Will Silver Turn to Gold?
In a recent post, I mentioned a company called Nucryst Pharmaceuticals, which makes nanocrystalline silver (Silcryst) particles that have an antimicrobial action. These are incorporated into wound dressings called Acticoat, which are marketed by Smith and Nephew, a large medical products company. Nucryst is also developing a powdered silver to be used as an ingredient in pharmaceuticals and a silver-containing lotion that may help heal eczema. Nanocrystalline silver kills at least 150 kinds of bacteria, even the nasty drug resistant kind. There is also some evidence to suggest that silver has anti-inflammatory properties
Unbeknownst to me (the press release was sandwiched into the pre-Christmas rush), even as I was writing my blog, Nucryst was preparing to go public. This was not one of that back-door, reverse-mergers-into-a-shell-of-a-company just to get a trading symbol type of deals, but an honest-to-god initial public offering. Nucryst, which is a subsidiary of Westaim Corporation [NASDAQ-WEDX], offered 4.5 million shares at a price of $10 each, taking home $45 million minus the usual underwriting fees. Nucryst common is now marketed under the ticker NCST on NASDAQ and on the Toronto exchange under NCS, and at last look was trading just above its offering price of $10.00.

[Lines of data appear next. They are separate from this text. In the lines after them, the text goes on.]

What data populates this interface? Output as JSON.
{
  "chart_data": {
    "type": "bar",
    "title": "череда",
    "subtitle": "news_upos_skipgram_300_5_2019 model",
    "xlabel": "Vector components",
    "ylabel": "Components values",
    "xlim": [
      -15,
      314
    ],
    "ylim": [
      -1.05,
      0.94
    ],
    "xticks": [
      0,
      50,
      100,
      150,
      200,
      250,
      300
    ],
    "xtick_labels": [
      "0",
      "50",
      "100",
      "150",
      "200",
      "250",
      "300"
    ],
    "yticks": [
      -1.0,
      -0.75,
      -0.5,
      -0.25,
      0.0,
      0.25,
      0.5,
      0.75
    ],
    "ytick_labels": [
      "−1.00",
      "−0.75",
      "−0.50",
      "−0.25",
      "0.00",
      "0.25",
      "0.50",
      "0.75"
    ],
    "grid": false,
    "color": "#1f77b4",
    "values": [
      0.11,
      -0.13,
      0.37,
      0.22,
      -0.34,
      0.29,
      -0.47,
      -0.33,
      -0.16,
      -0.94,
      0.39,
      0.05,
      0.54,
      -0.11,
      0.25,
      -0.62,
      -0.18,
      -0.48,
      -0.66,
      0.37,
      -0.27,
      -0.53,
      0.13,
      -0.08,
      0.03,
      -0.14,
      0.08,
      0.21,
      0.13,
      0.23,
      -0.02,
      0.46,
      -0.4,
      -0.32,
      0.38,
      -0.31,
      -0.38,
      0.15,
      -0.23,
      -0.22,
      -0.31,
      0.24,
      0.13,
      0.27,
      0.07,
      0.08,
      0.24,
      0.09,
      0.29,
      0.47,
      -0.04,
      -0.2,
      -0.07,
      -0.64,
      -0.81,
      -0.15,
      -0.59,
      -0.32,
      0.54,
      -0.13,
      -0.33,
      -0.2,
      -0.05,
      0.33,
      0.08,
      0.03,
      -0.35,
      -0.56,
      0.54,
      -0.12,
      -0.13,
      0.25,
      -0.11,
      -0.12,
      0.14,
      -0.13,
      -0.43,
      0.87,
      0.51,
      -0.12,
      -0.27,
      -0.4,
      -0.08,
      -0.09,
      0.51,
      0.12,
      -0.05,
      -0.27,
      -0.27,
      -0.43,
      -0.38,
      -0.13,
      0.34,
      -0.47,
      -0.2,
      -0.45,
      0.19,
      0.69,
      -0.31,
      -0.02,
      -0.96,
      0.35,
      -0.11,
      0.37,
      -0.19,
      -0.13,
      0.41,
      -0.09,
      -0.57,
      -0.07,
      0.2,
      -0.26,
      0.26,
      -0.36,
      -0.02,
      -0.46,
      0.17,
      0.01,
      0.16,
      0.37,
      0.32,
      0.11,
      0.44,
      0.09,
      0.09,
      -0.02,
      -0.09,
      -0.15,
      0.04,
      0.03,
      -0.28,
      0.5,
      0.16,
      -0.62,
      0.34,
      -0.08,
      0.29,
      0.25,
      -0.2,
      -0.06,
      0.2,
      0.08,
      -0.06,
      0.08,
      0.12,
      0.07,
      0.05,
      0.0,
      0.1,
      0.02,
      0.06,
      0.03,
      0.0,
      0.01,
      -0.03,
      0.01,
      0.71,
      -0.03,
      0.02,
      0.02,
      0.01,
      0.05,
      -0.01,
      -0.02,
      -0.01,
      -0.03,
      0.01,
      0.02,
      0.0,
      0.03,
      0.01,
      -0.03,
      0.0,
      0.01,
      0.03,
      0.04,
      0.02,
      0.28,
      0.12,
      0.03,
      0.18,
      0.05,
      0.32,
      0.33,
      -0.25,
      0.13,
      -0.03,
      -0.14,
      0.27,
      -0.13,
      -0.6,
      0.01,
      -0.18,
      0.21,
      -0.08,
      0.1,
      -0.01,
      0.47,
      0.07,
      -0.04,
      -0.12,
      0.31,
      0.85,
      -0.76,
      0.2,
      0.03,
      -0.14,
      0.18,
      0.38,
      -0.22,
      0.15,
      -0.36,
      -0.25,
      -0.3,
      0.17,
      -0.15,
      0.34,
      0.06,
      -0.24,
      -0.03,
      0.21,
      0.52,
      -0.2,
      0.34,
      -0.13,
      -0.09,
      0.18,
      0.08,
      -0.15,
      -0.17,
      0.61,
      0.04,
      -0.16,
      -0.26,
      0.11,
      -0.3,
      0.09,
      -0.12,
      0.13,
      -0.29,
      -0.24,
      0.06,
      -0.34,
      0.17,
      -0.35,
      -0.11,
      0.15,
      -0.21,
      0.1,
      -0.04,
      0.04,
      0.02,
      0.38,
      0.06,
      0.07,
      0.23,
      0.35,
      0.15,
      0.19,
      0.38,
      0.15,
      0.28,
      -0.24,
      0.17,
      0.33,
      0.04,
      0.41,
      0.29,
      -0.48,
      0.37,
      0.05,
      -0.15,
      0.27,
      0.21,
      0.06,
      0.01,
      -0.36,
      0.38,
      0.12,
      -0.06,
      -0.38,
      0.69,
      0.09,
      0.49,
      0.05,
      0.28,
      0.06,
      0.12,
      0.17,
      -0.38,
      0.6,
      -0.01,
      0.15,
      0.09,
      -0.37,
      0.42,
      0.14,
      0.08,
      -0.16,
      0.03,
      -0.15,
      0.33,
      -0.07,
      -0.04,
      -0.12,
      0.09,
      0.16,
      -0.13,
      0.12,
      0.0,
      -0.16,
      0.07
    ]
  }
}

A better band aid may seem like an unlikely product to hang an IPO on, but the silver-coated variety could turn into a very important product. That is because it helps to heal wounds that are otherwise intractable, like diabetic ulcers which are the leading cause of foot amputations in this country.
Still, Motley Fool's Jack Uldrich has some reservations about Nucryst. He cites the lack of profits so far, a high price to book ratio, and an uncertain future for the company’s products beyond its wound dressings, among other reasons for caution.